Our meta-analysis showed that the prevalence of severe disease was more common in patients who had gastrointestinal symptoms than those who did not (17.1% vs 11.8%). Wang et al reported that abdominal pain was more frequent in patients who required ICU care than those who did not. Health care professionals should be aware of the potential prognostic implications in patients with gastrointestinal symptoms, who may require closer monitoring.

In our COVID-19 cohort in Hong Kong, we found that 15.3% of patients tested positive for stool viral RNA on the day of admission.

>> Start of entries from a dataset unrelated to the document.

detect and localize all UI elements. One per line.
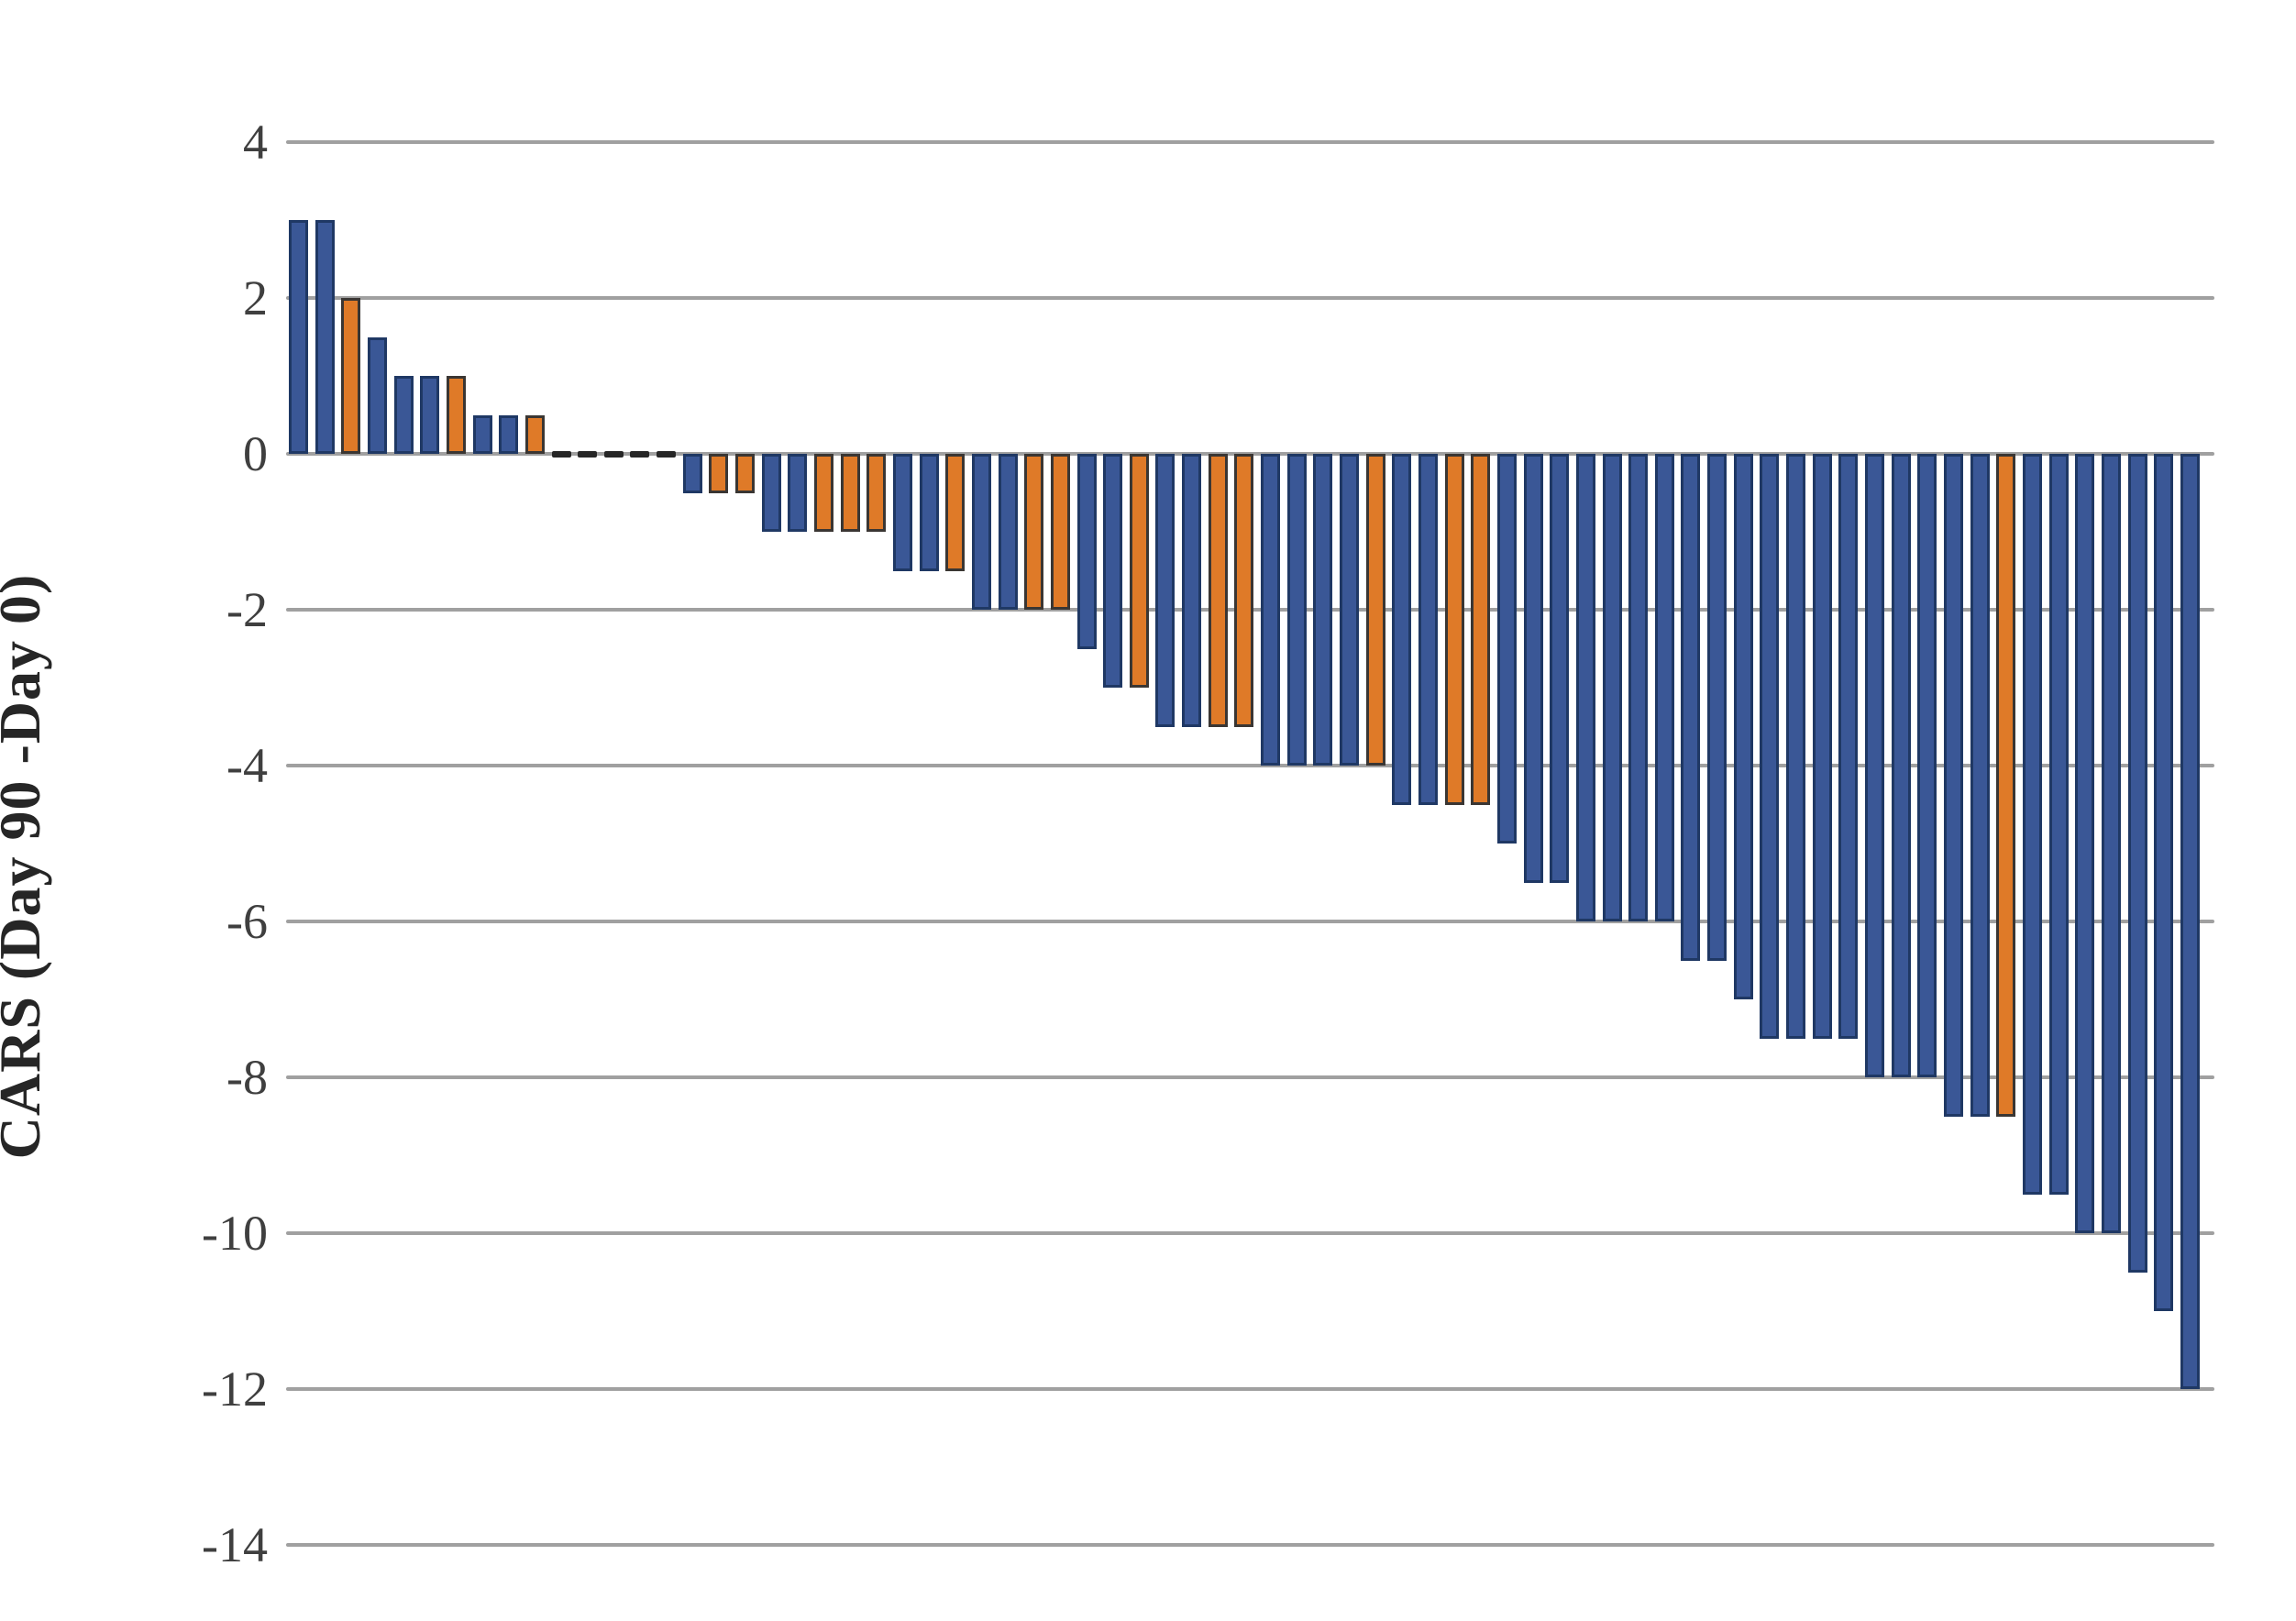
bar [1891, 454, 1911, 1077]
bar [446, 376, 466, 454]
bar [1786, 454, 1806, 1039]
bar [1103, 454, 1123, 688]
bar [867, 454, 887, 532]
bar [393, 376, 414, 454]
bar [1838, 454, 1859, 1039]
bar [919, 454, 939, 571]
bar [709, 454, 729, 493]
bar [1286, 454, 1307, 766]
bar [1943, 454, 1963, 1117]
gridline [286, 1387, 2214, 1391]
bar [1628, 454, 1649, 921]
bar [1575, 454, 1595, 921]
y-tick-label: -6 [226, 894, 268, 949]
bar [367, 336, 387, 454]
bar [472, 414, 492, 454]
bar [524, 414, 545, 454]
bar [1418, 454, 1438, 805]
bar [2022, 454, 2042, 1195]
gridline [286, 920, 2214, 923]
bar [315, 220, 335, 454]
bar [682, 454, 702, 493]
bar [971, 454, 991, 610]
bar [1812, 454, 1832, 1039]
bar [1182, 454, 1202, 727]
zero-value-bar [551, 451, 571, 458]
bar [945, 454, 966, 571]
bar [840, 454, 860, 532]
y-tick-label: 2 [243, 270, 268, 325]
y-tick-label: -2 [226, 582, 268, 637]
bar [289, 220, 308, 454]
bar [1444, 454, 1464, 805]
gridline [286, 296, 2214, 300]
bar [1523, 454, 1543, 883]
gridline [286, 140, 2214, 144]
bar [1496, 454, 1517, 844]
gridline [286, 764, 2214, 767]
bar [1076, 454, 1097, 649]
bar [1313, 454, 1333, 766]
bar [420, 376, 440, 454]
bar [1865, 454, 1884, 1077]
bar [998, 454, 1018, 610]
bar [1654, 454, 1674, 921]
bar [1917, 454, 1937, 1077]
y-axis-title: CARS (Day 90 -Day 0) [0, 573, 52, 1160]
zero-value-bar [603, 451, 624, 458]
bar [2101, 454, 2121, 1233]
bar [814, 454, 833, 532]
bar [1208, 454, 1228, 727]
bar [1550, 454, 1570, 883]
bar [1340, 454, 1359, 766]
bar [2154, 454, 2174, 1311]
bar [2075, 454, 2095, 1233]
zero-value-bar [657, 451, 677, 458]
bar [1681, 454, 1701, 961]
bar [1234, 454, 1254, 727]
bar [892, 454, 912, 571]
y-tick-label: -4 [226, 738, 268, 793]
bar [1707, 454, 1728, 961]
bar [1471, 454, 1491, 805]
bar [1365, 454, 1385, 766]
bar [1996, 454, 2016, 1117]
gridline [286, 1543, 2214, 1547]
bar [735, 454, 756, 493]
y-tick-label: -12 [202, 1362, 268, 1417]
y-tick-label: 4 [243, 115, 268, 170]
bar [1733, 454, 1753, 999]
zero-value-bar [578, 451, 598, 458]
bar [1261, 454, 1281, 766]
bar [341, 298, 361, 454]
bar [761, 454, 781, 532]
bar [788, 454, 808, 532]
bar [1024, 454, 1044, 610]
gridline [286, 1075, 2214, 1079]
bar [1050, 454, 1070, 610]
y-tick-label: -10 [202, 1206, 268, 1261]
bar [499, 414, 519, 454]
zero-value-bar [630, 451, 650, 458]
bar [1760, 454, 1780, 1039]
gridline [286, 1231, 2214, 1235]
bar [2180, 454, 2200, 1389]
bar [1602, 454, 1622, 921]
bar [1392, 454, 1412, 805]
bar [2048, 454, 2069, 1195]
bar [1129, 454, 1149, 688]
y-tick-label: -8 [226, 1050, 268, 1105]
bar [1970, 454, 1990, 1117]
bar [2127, 454, 2147, 1273]
y-tick-label: 0 [243, 426, 268, 481]
y-tick-label: -14 [202, 1517, 268, 1572]
bar [1155, 454, 1176, 727]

As for the meta-analysis, we found that 48.1% of patients had stool samples ever tested positive for viral RNA during the illness. Because of the lack of systematic stool collection protocol in currently published studies, the full extent of the stool positivity rate remains to be characterized, particularly the peak timing and extent of fecal shedding. It is, however, alarming to note that 70.3% of patients had stool viral RNA remaining positive despite negative respiratory specimens. Although it is uncertain at this moment whether these are live virus particles or just RNA fragments released from the intestinal cells, this finding could raise a serious concern about the isolation policy for patients with COVID-19, particularly during the recovery phase. During the SARS outbreak in 2003, it was reported that the sewage system of the Amoy Gardens in Hong Kong served as the major source of infection from patients excreting coronavirus RNA. The sewage concentrates of 2 hospitals receiving patients with SARS in Beijing were also found to have SARS-CoV RNA detected at that time. Intuitively, proper handling of the excreta of patients with COVID-19 should still be strongly enforced despite repeatedly negative results in respiratory specimens.

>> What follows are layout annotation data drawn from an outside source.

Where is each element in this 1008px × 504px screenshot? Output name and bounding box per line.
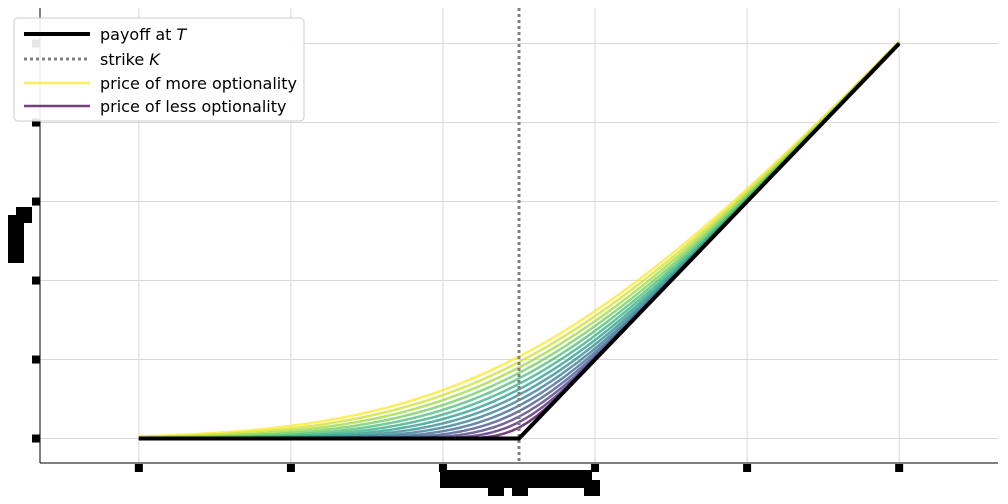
obscured-x-label [584,480,600,496]
legend: payoff at T strike K price of more optio… [13,17,305,122]
obscured-y-label [8,215,24,263]
legend-strike-label: strike K [100,50,161,69]
y-tick-mark [32,276,40,285]
obscured-x-label [440,470,592,488]
obscured-x-label [512,482,528,496]
x-tick-mark [134,464,143,472]
obscured-x-label [488,482,504,496]
x-tick-mark [743,464,752,472]
payoff-and-strike [138,8,901,463]
obscured-axis-labels [8,207,600,496]
x-tick-mark [591,464,600,472]
x-tick-mark [438,464,447,472]
x-tick-mark [895,464,904,472]
obscured-y-label [16,207,32,223]
y-tick-mark [32,197,40,206]
y-tick-mark [32,118,40,127]
legend-box [13,17,305,122]
legend-more-label: price of more optionality [100,74,297,93]
x-tick-mark [286,464,295,472]
y-tick-mark [32,355,40,364]
y-tick-mark [32,434,40,443]
legend-payoff-label: payoff at T [100,25,188,44]
legend-less-label: price of less optionality [100,97,287,116]
payoff-line [138,42,901,441]
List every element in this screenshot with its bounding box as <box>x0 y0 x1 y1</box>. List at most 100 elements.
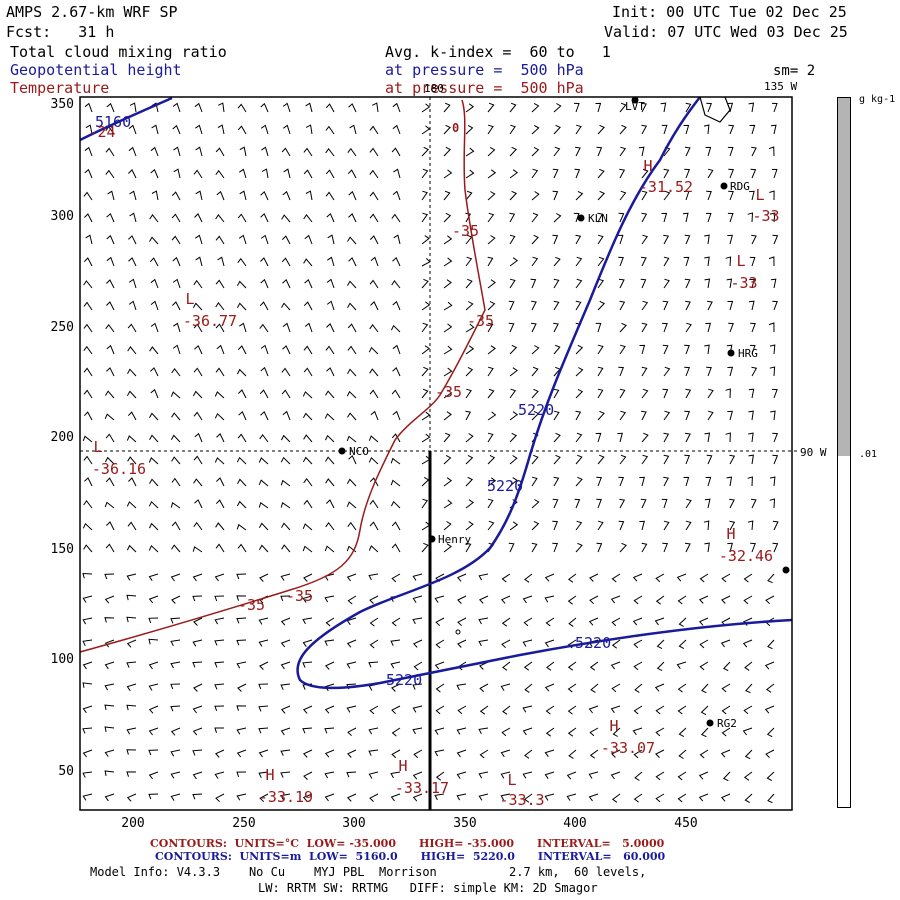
wind-barb <box>704 432 711 443</box>
wind-barb <box>700 727 709 738</box>
wind-barb <box>685 432 691 443</box>
wind-barb <box>195 234 203 245</box>
wind-barb <box>677 683 687 693</box>
wind-barb <box>370 256 379 267</box>
wind-barb <box>465 256 473 267</box>
wind-barb <box>82 661 93 670</box>
wind-barb <box>258 617 269 625</box>
wind-barb <box>596 542 603 553</box>
wind-barb <box>236 523 247 531</box>
wind-barb <box>683 190 690 201</box>
wind-barb <box>597 278 605 289</box>
wind-barb <box>346 771 357 778</box>
wind-barb <box>391 705 401 715</box>
wind-barb <box>655 705 665 715</box>
wind-barb <box>434 749 445 757</box>
wind-barb <box>553 300 560 311</box>
wind-barb <box>150 367 159 377</box>
wind-barb <box>150 278 159 289</box>
wind-barb <box>148 638 159 645</box>
wind-barb <box>597 212 604 223</box>
wind-barb <box>126 544 137 553</box>
wind-barb <box>641 102 647 113</box>
wind-barb <box>346 501 357 509</box>
wind-barb <box>617 432 623 443</box>
wind-barb <box>443 411 452 421</box>
wind-barb <box>524 573 533 583</box>
wind-barb <box>751 366 758 377</box>
wind-barb <box>769 498 776 509</box>
wind-barb <box>192 727 203 736</box>
wind-barb <box>509 432 518 443</box>
wind-barb <box>553 103 562 113</box>
wind-barb <box>487 477 497 487</box>
wind-barb <box>304 278 313 289</box>
wind-barb <box>150 388 159 399</box>
wind-barb <box>634 771 643 781</box>
wind-barb <box>148 771 159 780</box>
wind-barb <box>412 727 423 735</box>
wind-barb <box>619 498 626 509</box>
height-contour-label: 5220 <box>386 671 422 689</box>
wind-barb <box>239 146 247 157</box>
wind-barb <box>767 793 775 804</box>
wind-barb <box>214 391 225 399</box>
wind-barb <box>104 749 115 757</box>
wind-barb <box>566 771 577 780</box>
wind-barb <box>487 432 494 443</box>
wind-barb <box>83 345 93 355</box>
wind-barb <box>660 102 667 113</box>
station-marker <box>577 214 585 222</box>
wind-barb <box>641 234 649 245</box>
wind-barb <box>727 542 733 553</box>
wind-barb <box>597 256 605 267</box>
wind-barb <box>258 749 269 758</box>
height-contour-5160 <box>79 96 173 142</box>
wind-barb <box>348 103 357 113</box>
wind-barb <box>236 456 247 465</box>
wind-barb <box>575 520 583 531</box>
forecast-hour: Fcst: 31 h <box>6 23 115 41</box>
wind-barb <box>391 617 401 627</box>
wind-barb <box>771 168 778 179</box>
wind-barb <box>749 190 755 201</box>
temperature-contour-label: -35 <box>286 587 313 605</box>
wind-barb <box>149 214 159 223</box>
wind-barb <box>369 499 379 509</box>
wind-barb <box>765 749 775 758</box>
wind-barb <box>149 478 159 487</box>
wind-barb <box>678 749 687 759</box>
wind-barb <box>465 454 474 465</box>
wind-barb <box>280 595 291 602</box>
wind-barb <box>589 727 599 737</box>
wind-barb <box>764 705 775 714</box>
wind-barb <box>129 278 137 289</box>
wind-barb <box>82 749 93 758</box>
x-tick-label: 400 <box>563 816 586 831</box>
wind-barb <box>619 454 627 465</box>
wind-barb <box>509 344 518 355</box>
wind-barb <box>280 705 291 714</box>
wind-barb <box>325 456 335 465</box>
wind-barb <box>368 346 379 355</box>
wind-barb <box>655 771 665 781</box>
wind-barb <box>421 301 431 311</box>
wind-barb <box>618 366 625 377</box>
wind-barb <box>148 544 159 553</box>
wind-barb <box>347 169 357 179</box>
wind-barb <box>684 168 691 179</box>
wind-barb <box>619 102 627 113</box>
wind-barb <box>193 683 203 692</box>
wind-barb <box>281 544 291 553</box>
wind-barb <box>632 617 643 626</box>
wind-barb <box>553 388 560 399</box>
wind-barb <box>575 234 582 245</box>
wind-barb <box>236 793 247 801</box>
wind-barb <box>347 236 357 245</box>
station-label: Henry <box>438 533 471 546</box>
wind-barb <box>487 279 496 289</box>
wind-barb <box>751 146 757 157</box>
model-info: Model Info: V4.3.3 No Cu MYJ PBL Morriso… <box>90 865 647 879</box>
wind-barb <box>465 410 472 421</box>
wind-barb <box>215 214 225 223</box>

Another interesting feature of COVID-19 is the recurrent infection in some patients, that is, recurrent symptoms after apparent recovery with positive respiratory specimens for viral RNA again after initial clearance. It remains to be determined whether the persistence of viral RNA in stool may be used as a surrogate monitor for recurrent infection in some patients.

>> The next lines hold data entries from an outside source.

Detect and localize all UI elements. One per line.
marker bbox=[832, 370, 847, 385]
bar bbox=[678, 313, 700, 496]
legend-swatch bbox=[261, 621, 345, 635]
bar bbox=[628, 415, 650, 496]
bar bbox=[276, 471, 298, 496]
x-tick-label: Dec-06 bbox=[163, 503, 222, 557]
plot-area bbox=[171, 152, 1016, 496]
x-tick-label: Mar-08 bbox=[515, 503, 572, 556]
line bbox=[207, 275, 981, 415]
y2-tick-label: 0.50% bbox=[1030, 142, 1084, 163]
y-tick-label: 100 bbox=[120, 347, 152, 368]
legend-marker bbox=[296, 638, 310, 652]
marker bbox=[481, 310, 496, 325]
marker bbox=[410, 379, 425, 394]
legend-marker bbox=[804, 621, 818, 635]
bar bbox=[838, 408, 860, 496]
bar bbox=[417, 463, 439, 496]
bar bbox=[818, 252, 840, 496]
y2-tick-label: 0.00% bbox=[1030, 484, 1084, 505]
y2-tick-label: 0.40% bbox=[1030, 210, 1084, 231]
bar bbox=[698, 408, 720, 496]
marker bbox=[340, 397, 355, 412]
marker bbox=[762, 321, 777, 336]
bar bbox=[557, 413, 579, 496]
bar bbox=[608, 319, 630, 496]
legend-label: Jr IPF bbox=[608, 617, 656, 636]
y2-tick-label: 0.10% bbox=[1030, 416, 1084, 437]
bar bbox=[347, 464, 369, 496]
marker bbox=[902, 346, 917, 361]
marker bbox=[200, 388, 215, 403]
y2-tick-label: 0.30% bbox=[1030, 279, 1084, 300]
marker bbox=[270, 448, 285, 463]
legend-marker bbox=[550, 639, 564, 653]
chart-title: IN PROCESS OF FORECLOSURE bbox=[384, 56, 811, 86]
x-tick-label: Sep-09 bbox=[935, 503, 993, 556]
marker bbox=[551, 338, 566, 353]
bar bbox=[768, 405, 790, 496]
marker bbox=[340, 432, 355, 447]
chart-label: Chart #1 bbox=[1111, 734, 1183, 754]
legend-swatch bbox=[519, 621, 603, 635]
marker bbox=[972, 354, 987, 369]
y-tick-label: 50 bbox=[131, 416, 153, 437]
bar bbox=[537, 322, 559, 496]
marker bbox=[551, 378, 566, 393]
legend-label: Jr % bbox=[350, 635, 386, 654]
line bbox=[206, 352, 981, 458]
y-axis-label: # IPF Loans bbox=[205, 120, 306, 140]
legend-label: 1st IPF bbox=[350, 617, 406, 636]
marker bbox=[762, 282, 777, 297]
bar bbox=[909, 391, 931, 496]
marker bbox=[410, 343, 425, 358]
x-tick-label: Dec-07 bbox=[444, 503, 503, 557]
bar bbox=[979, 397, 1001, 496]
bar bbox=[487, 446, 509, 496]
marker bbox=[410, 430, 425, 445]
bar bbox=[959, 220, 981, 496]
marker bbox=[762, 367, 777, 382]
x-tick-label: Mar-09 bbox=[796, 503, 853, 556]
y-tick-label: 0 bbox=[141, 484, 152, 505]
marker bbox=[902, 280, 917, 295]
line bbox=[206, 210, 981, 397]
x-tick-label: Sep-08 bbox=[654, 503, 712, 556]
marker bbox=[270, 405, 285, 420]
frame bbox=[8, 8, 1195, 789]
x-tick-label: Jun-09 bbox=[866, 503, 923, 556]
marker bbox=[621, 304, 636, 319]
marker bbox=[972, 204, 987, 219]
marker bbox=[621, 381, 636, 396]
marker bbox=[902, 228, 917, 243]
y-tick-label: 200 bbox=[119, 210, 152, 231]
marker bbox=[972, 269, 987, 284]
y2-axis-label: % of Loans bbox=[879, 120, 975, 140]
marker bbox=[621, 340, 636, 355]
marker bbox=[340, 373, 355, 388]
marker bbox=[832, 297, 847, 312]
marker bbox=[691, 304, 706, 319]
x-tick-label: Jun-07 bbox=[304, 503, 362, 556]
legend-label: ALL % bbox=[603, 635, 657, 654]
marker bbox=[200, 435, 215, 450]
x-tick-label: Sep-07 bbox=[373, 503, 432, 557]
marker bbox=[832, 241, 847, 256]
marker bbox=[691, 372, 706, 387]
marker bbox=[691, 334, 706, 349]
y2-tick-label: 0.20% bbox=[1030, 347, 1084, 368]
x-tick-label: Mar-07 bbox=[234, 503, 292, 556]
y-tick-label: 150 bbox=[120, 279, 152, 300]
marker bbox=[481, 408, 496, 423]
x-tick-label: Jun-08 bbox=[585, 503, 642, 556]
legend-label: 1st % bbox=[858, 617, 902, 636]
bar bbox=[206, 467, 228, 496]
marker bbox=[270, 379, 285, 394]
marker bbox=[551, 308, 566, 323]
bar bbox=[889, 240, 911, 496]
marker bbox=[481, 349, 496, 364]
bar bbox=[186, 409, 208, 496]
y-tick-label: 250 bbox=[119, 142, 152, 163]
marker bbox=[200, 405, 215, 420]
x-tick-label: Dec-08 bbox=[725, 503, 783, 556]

There are several strengths of our study. To our knowledge, this is the first meta-analysis to summarize the rapidly emerging and sometimes confusing literature on COVID-19 on the prevalence of the overall and individual gastrointestinal manifestations. The comprehensive inclusion of >60 studies allows a more precise estimation of the prevalence of gastrointestinal symptoms. Subgroup analysis found that the presence of gastrointestinal symptoms was associated with a more severe disease course, highlighting the importance of more detailed inquiry into gastrointestinal symptoms for both diagnostic and prognostic purposes. The alarmingly high prevalence of viral shedding in stool, particularly after viral RNA negativity in respiratory specimens, prompts further research into the viral shedding dynamics in different systems, as well as the potential transmission risk via the fecal-oral route, which carries significant infection control and public health implications. A few limitations of this study should be noted. As mentioned, gastrointestinal symptoms may be underreported in some studies, which may lead to a lower pooled prevalence rate. Second, studies with large sample sizes of ethnic groups other than Chinese are currently lacking, precluding a more precise estimate of the prevalence of gastrointestinal manifestations in other ethnic groups.

Conclusion

In this study, we found that gastrointestinal symptoms were present in 17.6% of patients diagnosed with COVID-19. Moreover, viral shedding in stool was detected in 48.1% of patients and could persist for up to ≥33 days from illness onset even after viral RNA negativity in respiratory specimens.